On my Facebook page, I occasionally post a “Historical Fact of the Day”–generally the one interesting thing I’ve discovered in eight or ten hours of hard historical slog. It occurs to me that some of my Gentle Readers might not be on Facebook (if you can imagine such a thing), so every once in a while I’ll post a digest here. Like this short collection of last week’s Historical Facts…
In 1697, Peter the Great left Russia to visit Europe. He travelled incognito, under the name Peter Mikhailov. Incognito, that is, with two hundred courtiers, trumpeters, surgeons, soldiers, and court dwarves. Oh, and he was six foot eight.
—Peter the Great: A Biography, Lindsey Hughes
In 1115, King Koloman of Hungary, blinded both his brother Almos and his brother’s 5-year-old son Bela. This, he thought, would guarantee the right of his own son Stephen to the throne. The year after, he died and Stephen became king; but he died childless in 1131. His cousin Bela then inherited and ruled perfectly well for ten years as Bela the Blind. (His wife did help him out quite a lot.)
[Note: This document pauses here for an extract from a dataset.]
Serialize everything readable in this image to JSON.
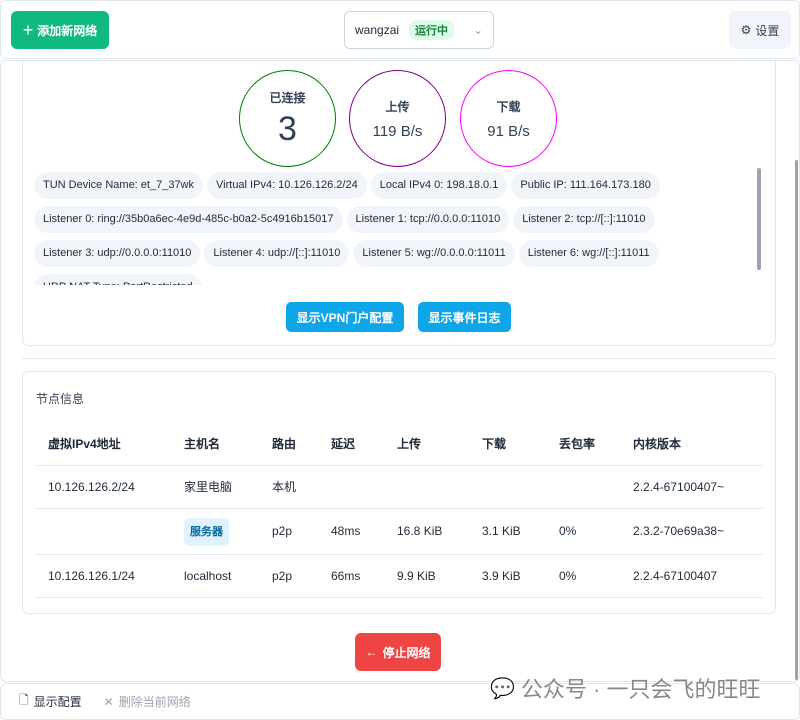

—Ritual and Politics, Zbigniew Dalewski
Roger II, Norman Count of Sicily/southern Italy, got himself crowned actual king in 1130 by Pope Anacletus II (himself facing a papal rival and needing Norman military backup). “While Roger welcomed the formal approval of a pope…his own views are perhaps best expressed in a famous mosaic in Palermo…[which] shows Roger receiving the crown from Christ himself.” Good to have that straight.
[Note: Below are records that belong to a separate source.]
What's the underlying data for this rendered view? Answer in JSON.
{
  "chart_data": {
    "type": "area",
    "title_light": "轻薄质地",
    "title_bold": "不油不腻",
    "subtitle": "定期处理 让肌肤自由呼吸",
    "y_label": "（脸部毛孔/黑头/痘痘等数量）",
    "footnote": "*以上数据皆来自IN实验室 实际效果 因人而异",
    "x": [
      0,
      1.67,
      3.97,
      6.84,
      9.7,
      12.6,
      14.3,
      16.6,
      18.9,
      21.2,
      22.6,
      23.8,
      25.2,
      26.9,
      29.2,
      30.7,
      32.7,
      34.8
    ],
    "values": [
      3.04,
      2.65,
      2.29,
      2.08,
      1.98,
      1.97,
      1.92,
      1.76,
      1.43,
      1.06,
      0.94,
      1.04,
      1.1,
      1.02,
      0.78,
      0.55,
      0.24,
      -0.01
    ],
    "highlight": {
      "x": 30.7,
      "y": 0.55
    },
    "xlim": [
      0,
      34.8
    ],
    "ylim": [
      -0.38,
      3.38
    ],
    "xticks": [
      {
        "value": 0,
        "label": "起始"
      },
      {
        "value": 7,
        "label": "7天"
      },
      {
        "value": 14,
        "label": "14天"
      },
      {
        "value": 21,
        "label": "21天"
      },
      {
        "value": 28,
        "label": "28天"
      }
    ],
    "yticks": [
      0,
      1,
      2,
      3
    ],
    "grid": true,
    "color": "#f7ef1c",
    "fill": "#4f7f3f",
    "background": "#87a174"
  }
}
—The Normans, Marjorie Chibnall
In 1103, Bohemond of Antioch escaped the hostile Byzantine emperor by spreading rumors of his death and then leaving in a coffin: “In order that the corpse might be in a state of rare putrefaction, they cut the throat of a cock and put that in the coffin with him. By the fourth or fifth day, the horrible stench was obvious to anyone who could smell.” Seasickness isn’t in it.